A bit of a ramble, but I get to the point at the end!
In my limited experience I’ve only ever found windows to fail for a small number of reasons. I was chatting to my father yesterday, who’s now 82, and spent a lifetime as a joiner / involved with wood to see if he had any different views. We seemed to have the same views albeit from very different spans of experience. Here is the list of things we came up with.
Poor selection of wood, wrong species, too low a grade, or trying to straighten twisted timber expecting it not to subsequently twist.
Poor maintenance, this was two fold, either lack of paint / inadequate paint prep, or failure of the window seal allowing water to ingress into the recess.
Poor manufacturing, not allowing for proper run off of water, sloppy joints, inappropriate design, ie incorrect construction.
Stuck windows being force-ably open. (Usually due to either poor maintenance, incorrect installation / one of the above)
The most common failure mode seems to be broken tenon joints usually at the opening side caused by windows sticking and being forced open. Typically the lower rail of frames, sashes rots out as a consequence. Forcing a window open puts massive strain on the joint and causes the glue to break allowing water to enter the joint. The tenon cheek, being end grain sucks up the water causing the window to swell more / initiates rot. Typically it’s the lower joints that rot as water runs down. This also often results in the cill / rail directly under the affected mortice to start to rot in the corner due to the sash expanding at this point trapping water.
So, Accoya is guaranteed for 50 years above ground and is dimensionally stable.

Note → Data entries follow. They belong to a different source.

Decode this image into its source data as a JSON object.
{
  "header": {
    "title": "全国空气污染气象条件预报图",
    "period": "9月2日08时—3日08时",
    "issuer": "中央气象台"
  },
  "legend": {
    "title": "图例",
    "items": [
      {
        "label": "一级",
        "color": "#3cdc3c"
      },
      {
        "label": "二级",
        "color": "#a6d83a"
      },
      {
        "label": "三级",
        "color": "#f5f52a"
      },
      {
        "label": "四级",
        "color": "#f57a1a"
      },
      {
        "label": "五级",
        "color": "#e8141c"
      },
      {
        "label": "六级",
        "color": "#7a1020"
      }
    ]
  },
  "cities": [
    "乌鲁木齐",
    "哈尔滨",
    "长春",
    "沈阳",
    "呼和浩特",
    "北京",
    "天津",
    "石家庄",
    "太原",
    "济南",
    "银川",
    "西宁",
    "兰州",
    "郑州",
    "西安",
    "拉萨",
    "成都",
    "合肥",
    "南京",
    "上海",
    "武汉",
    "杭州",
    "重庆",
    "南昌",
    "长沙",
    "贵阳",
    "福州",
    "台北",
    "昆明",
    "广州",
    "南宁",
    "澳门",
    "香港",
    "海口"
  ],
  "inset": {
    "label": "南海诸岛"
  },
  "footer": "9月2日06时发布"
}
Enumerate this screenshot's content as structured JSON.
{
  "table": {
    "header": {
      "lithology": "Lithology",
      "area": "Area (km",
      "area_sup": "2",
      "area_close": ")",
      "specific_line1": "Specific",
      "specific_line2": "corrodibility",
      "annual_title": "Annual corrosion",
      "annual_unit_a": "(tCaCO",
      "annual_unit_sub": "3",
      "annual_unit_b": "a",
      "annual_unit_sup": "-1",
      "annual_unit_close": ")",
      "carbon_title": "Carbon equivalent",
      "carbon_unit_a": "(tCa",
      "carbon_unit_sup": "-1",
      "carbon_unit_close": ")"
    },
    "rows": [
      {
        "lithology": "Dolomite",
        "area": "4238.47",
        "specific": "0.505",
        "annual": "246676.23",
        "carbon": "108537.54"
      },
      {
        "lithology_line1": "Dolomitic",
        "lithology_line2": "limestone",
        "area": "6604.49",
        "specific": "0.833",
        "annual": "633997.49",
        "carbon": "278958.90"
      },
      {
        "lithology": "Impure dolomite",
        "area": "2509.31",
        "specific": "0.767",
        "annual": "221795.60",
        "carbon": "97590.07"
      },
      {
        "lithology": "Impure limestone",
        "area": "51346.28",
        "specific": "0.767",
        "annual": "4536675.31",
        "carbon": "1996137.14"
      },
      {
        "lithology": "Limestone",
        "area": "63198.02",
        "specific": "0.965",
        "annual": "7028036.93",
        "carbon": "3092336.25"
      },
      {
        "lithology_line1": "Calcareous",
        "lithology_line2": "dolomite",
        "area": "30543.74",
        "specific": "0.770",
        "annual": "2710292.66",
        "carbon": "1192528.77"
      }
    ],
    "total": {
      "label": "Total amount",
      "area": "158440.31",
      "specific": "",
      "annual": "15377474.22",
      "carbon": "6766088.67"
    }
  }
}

The knowledge of how to select and make windows to take into account movement had been around for hundreds of years. If you maintain the windows / prepare them correctly and choose the correct species of wood, they will also last more than 50 years. So, I don’t fully get why Accoya is so ’popular’. What is it that I’m missing? from the reason windows fail we came up with, it could suggest Accoya is compensating for loss of knowledge we used to have in how to make windows to last.